A SEX offender caught with nearly two million pornographic videos and images created descriptive folders on his computer so other perverts could easily access child abuse material online.

Burnley Crown Court heard how "intelligent" and "well-educated" Romanian Sebastian Cosmin Bonta had created more than 60 folders with detailed and graphic descriptions of what sordid videos contained, such as "five-year-olds" and "rape".

Prosecuting, Stephen Parker said the child sexual abuse material was made available to access over the internet via a network.

The youngest child being abused was estimated to be just two, while police also found bestiality material on 34-year-old Bonta's laptop.

Mr Parker said police had gone to a house in Elmwood Street, Burnley, on August 8 following intelligence that child pornography was being accessed from there.

Inside officers found three foreign nationals, including Bonta, and they asked who spoke the best English.

When police explained to Bonta why they were there, he said: "I have seen pictures of children."

Bonta was arrested on suspicion of making and possessing indecent images of children. During police interview he accepted the computer devices police had attributed to him were his but denied he was responsible for downloading indecent images of children.

On one of the devices police found 7,002 category A images of children - the most serious examples of child sexual abuse - 64 category B, 62 category C and 882 extreme pornographic images.

Mr Parker said there were more than 1.8 million video and images that police hadn't examined, although he accepted that some of those could have been legal pornography.

Bonta pleaded guilty to three offences of making indecent images of children and making extreme pornography.

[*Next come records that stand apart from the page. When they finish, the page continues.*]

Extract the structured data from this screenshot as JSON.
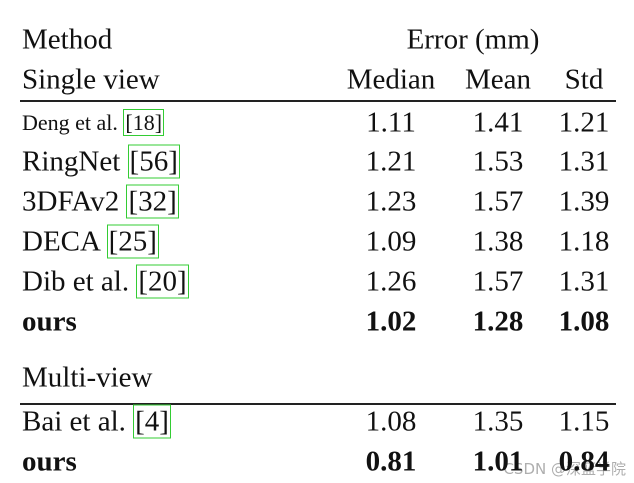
{
  "header": {
    "method": "Method",
    "error": "Error (mm)",
    "single_view": "Single view",
    "columns": [
      "Median",
      "Mean",
      "Std"
    ]
  },
  "single_view_rows": [
    {
      "method": "Deng et al.",
      "cite": "[18]",
      "values": [
        "1.11",
        "1.41",
        "1.21"
      ]
    },
    {
      "method": "RingNet",
      "cite": "[56]",
      "values": [
        "1.21",
        "1.53",
        "1.31"
      ]
    },
    {
      "method": "3DFAv2",
      "cite": "[32]",
      "values": [
        "1.23",
        "1.57",
        "1.39"
      ]
    },
    {
      "method": "DECA",
      "cite": "[25]",
      "values": [
        "1.09",
        "1.38",
        "1.18"
      ]
    },
    {
      "method": "Dib et al.",
      "cite": "[20]",
      "values": [
        "1.26",
        "1.57",
        "1.31"
      ]
    },
    {
      "method": "ours",
      "values": [
        "1.02",
        "1.28",
        "1.08"
      ]
    }
  ],
  "multi_view": "Multi-view",
  "multi_view_rows": [
    {
      "method": "Bai et al.",
      "cite": "[4]",
      "values": [
        "1.08",
        "1.35",
        "1.15"
      ]
    },
    {
      "method": "ours",
      "values": [
        "0.81",
        "1.01",
        "0.84"
      ]
    }
  ],
  "watermark": "CSDN @深蓝学院"
}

However Mr Parker said the defendant may face further charges in the future.

Mr Parker said: "At the moment he is indicted for making in terms of not being the filmer of them but but uploading them. That wasn't the only device seized from the defendant. They're in due course going to be examined.

"If all that is found is further A, B and C images it's unlikely that's going to be troubling the courts again. If there is evidence of distribution that's going to be a different scenario.

"There is a significant amount of work to be done, not just in terms of this defendant, but other defendants as well.

"In relation to the operation that led to the arrest of this defendant that incorporated over 30 defendants."

Defending, Philip Holden said his client's best mitigation was his lack of previous convictions and his guilty pleas but the difficulty he faced was the sheer number of images.

Sentencing Bonta to 18 months imprisonment, Judge Simon Medland QC said: "You are 34. You are a wholly intelligent man. You have a university degree and a postgraduate qualification in psychology. You don't take drugs, you barely drink alcohol at all. You have no psychological or psychotic problems. It is therefore all the more sad that I have to sentence you for possessing a vast quantity of unlawful pornography."

Judge Medland told Bonta he would be deported on his release from prison.